Um dos caminhos mais promissores para reduzir as emissões de GEE no campo é fazer uma gestão mais eficiente do solo e do pasto. “Um manejo inadequado das pastagens, principalmente pela falta de ajuste de lotação [quantidade de animais por ha] em razão da oferta de forragem, associado à falta de adubação de reposição e de suplementação da dieta dos animais nos períodos de escassez de forragem são os principais fatores que aumentam as emissões de gases de efeito estufa e a degradação dos solos, que também contribui para liberação de CO2 [dióxido de carbono]”, avalia o zootecnista Ricardo Andrade Reis, da Faculdade de Ciências Agrárias e Veterinárias da Universidade Estadual Paulista (Unesp), campus de Jabuticabal.
O pesquisador coordena um projeto financiado pela FAPESP que estuda estratégias de manejo para redução de impactos ambientais em sistemas de produção de bovinos de corte. “O manejo de pastos, de forma a evitar o alongamento dos caules e a produção de folhas com alto teor de fibra de baixa digestibilidade, tem sido usado com sucesso nas pesquisas que temos feito”, diz Reis. “A emissão de metano [CH4] entérico tem alta relação com a ingestão de forragem rica em fibra, o que leva ao desenvolvimento de organismos metanogênicos [que geram metano] no rúmen.” Artigo com resultados do projeto foi divulgado no periódico Agronomy, em 2020.
Um estudo feito pela Empresa Brasileira de Pesquisa Agropecuária (Embrapa), com apoio da FAPESP, também concluiu que a criação de gado em que são feitos o manejo adequado do pasto e a boa ocupação de animais por ha pode apresentar sequestro de carbono. A pesquisa, detalhada no periódico científico Animal, em 2020, mostrou que cada novilho – o animal jovem na fase de crescimento – criado nesse sistema proporcionou um impacto positivo ao meio ambiente equivalente ao obtido com o crescimento anual de seis árvores de eucalipto.

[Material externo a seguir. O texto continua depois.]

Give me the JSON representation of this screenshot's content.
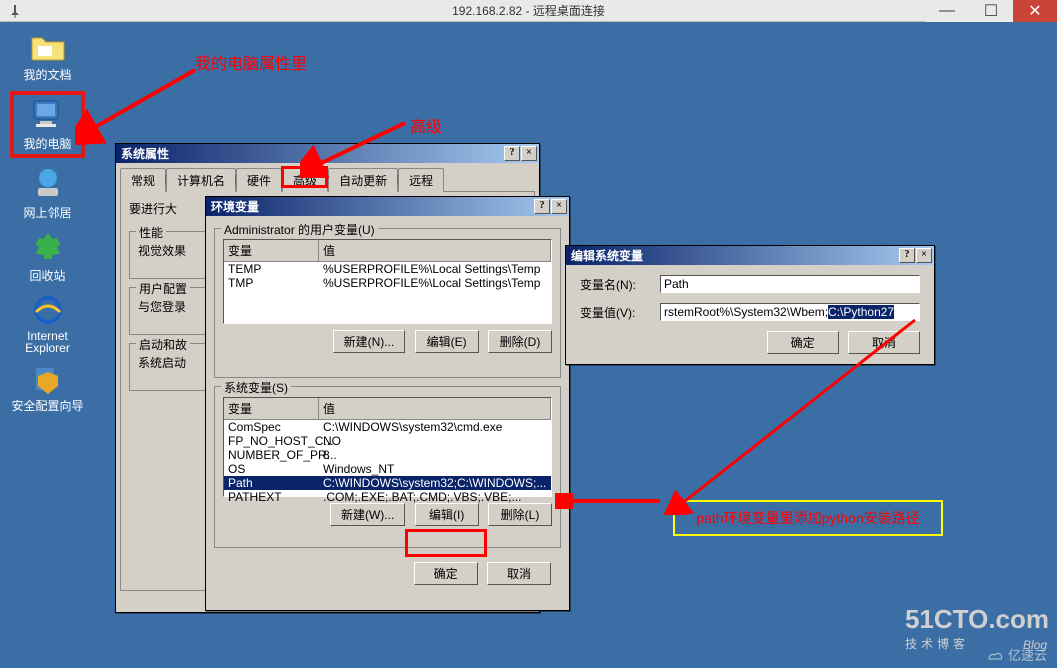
{
  "rdp": {
    "title": "192.168.2.82 - 远程桌面连接"
  },
  "desktop": {
    "icons": [
      "我的文档",
      "我的电脑",
      "网上邻居",
      "回收站",
      "Internet Explorer",
      "安全配置向导"
    ]
  },
  "annotations": {
    "prop": "我的电脑属性里",
    "adv": "高级",
    "path_note": "path环境变量里添加python安装路径"
  },
  "sysprops": {
    "title": "系统属性",
    "tabs": [
      "常规",
      "计算机名",
      "硬件",
      "高级",
      "自动更新",
      "远程"
    ],
    "tip": "要进行大",
    "sec_perf": "性能",
    "perf_desc": "视觉效果",
    "sec_user": "用户配置",
    "user_desc": "与您登录",
    "sec_boot": "启动和故",
    "boot_desc": "系统启动"
  },
  "env": {
    "title": "环境变量",
    "user_legend": "Administrator 的用户变量(U)",
    "sys_legend": "系统变量(S)",
    "col_var": "变量",
    "col_val": "值",
    "user_rows": [
      {
        "name": "TEMP",
        "val": "%USERPROFILE%\\Local Settings\\Temp"
      },
      {
        "name": "TMP",
        "val": "%USERPROFILE%\\Local Settings\\Temp"
      }
    ],
    "sys_rows": [
      {
        "name": "ComSpec",
        "val": "C:\\WINDOWS\\system32\\cmd.exe"
      },
      {
        "name": "FP_NO_HOST_C...",
        "val": "NO"
      },
      {
        "name": "NUMBER_OF_PR...",
        "val": "8"
      },
      {
        "name": "OS",
        "val": "Windows_NT"
      },
      {
        "name": "Path",
        "val": "C:\\WINDOWS\\system32;C:\\WINDOWS;..."
      },
      {
        "name": "PATHEXT",
        "val": ".COM;.EXE;.BAT;.CMD;.VBS;.VBE;..."
      }
    ],
    "btn_new": "新建(N)...",
    "btn_edit": "编辑(E)",
    "btn_del": "删除(D)",
    "btn_new_w": "新建(W)...",
    "btn_edit_i": "编辑(I)",
    "btn_del_l": "删除(L)",
    "ok": "确定",
    "cancel": "取消"
  },
  "editvar": {
    "title": "编辑系统变量",
    "name_label": "变量名(N):",
    "value_label": "变量值(V):",
    "name_value": "Path",
    "val_prefix": "rstemRoot%\\System32\\Wbem;",
    "val_sel": "C:\\Python27",
    "ok": "确定",
    "cancel": "取消"
  },
  "wm": {
    "cto": "51CTO",
    "com": ".com",
    "sub": "技术博客",
    "blog": "Blog",
    "yisu": "亿速云"
  }
}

Segundo a engenheira-agrônoma Patrícia Perondi Anchão Oliveira, coordenadora do trabalho, o desempenho foi obtido em um sistema produtivo no bioma Mata Atlântica, no qual uma área de pastagem anteriormente degradada foi recuperada com corretivos químicos e fertilizantes. A área foi ocupada com 3,3 unidades animais (UA) por ha – uma unidade animal corresponde a 450 quilos de peso vivo. O balanço de carbono levou em conta as emissões de GEE dos animais e da fabricação e aplicação dos fertilizantes.
Em uma área degradada, onde não são utilizados corretivos e fertilizantes, e com ocupação de 1,4 UA/ha, é necessário o plantio de 64 árvores para abater as emissões de cada novilho criado no local. “A pecuária praticada com o manejo adequado do pasto e de sua ocupação pode até gerar crédito de carbono, enquanto a criação de animais em área degradada é um sistema com baixo desempenho econômico e de alto impacto ambiental”, compara Anchão.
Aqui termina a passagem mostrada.